Enfin, et j’ai envie de dire qu’il s’agit en fait de l’essentiel, il convient de changer en profondeur la philosophie de notre aide, pour la tourner résolument vers la construction des bases solides d’un développement propre des pays destinataires et la dégager de toutes les logiques de pillage qui persistent encore largement.

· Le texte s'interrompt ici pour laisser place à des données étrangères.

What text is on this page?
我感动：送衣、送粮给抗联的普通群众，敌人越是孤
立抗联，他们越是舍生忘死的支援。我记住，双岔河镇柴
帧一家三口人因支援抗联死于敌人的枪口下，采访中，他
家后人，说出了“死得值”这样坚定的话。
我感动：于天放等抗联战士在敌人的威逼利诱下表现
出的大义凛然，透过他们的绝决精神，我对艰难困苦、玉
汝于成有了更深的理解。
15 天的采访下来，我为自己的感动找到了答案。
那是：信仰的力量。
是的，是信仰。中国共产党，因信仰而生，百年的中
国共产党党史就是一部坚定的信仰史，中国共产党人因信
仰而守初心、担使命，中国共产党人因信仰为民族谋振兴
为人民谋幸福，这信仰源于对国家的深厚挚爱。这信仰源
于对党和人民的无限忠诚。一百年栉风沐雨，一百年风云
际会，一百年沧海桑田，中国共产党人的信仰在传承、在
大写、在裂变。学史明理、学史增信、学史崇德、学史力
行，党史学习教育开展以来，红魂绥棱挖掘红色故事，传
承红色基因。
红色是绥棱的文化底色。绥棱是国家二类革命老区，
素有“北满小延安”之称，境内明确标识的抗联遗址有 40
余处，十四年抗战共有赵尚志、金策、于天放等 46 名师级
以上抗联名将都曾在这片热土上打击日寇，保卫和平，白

Nos amendements iront dans ce sens, pour ce qui concerne les instruments du secteur privé (ISP) et les contrats de désendettement, lesquels doivent être mis en cause et sortis des comptes de l’APD, car ils maintiennent les pays concernés dans la dépendance financière au lieu de les en dégager.

Nous devons également consacrer des fonds importants à la construction de recettes fiscales pérennes et solides pour les pays bénéficiaires, comme le FMI commence même à le prôner.

Enfin, la cohérence de toutes nos politiques doit être recherchée. Car à quoi sert d’aider d’une main si nous prenons de l’autre autant, et trop souvent plus ?

Accords commerciaux et libre-échange, lutte contre le changement climatique, conventions fiscales, relations monétaires, conditions d’engagements léonines des grands groupes français... : tout doit être réexaminé si nous voulons que la cohérence en faveur du développement entre dans la réalité. Nous proposons à cette fin qu’un rapporteur spécial suive dans chaque assemblée du Parlement la mise en œuvre de cette cohérence transversale.

Pour toutes ces raisons, nous soutenons, avec des suggestions d’amélioration, l’instauration d’un rapport et d’un débat annuel ainsi que la création d’une commission indépendante d’évaluation.

Mme le président. Veuillez conclure, mon cher collègue.

M. Pierre Laurent. Nous proposons également de renforcer le suivi citoyen des projets d’APD et de contrat de désendettement et de développement (C2D).

Mme le président. Vous dépassez largement votre temps de parole.

M. Pierre Laurent. En l’état, nous nous apprêtons à nous abstenir sur ce texte, mais nous ne désespérons pas d’obtenir lors du débat des progrès significatifs.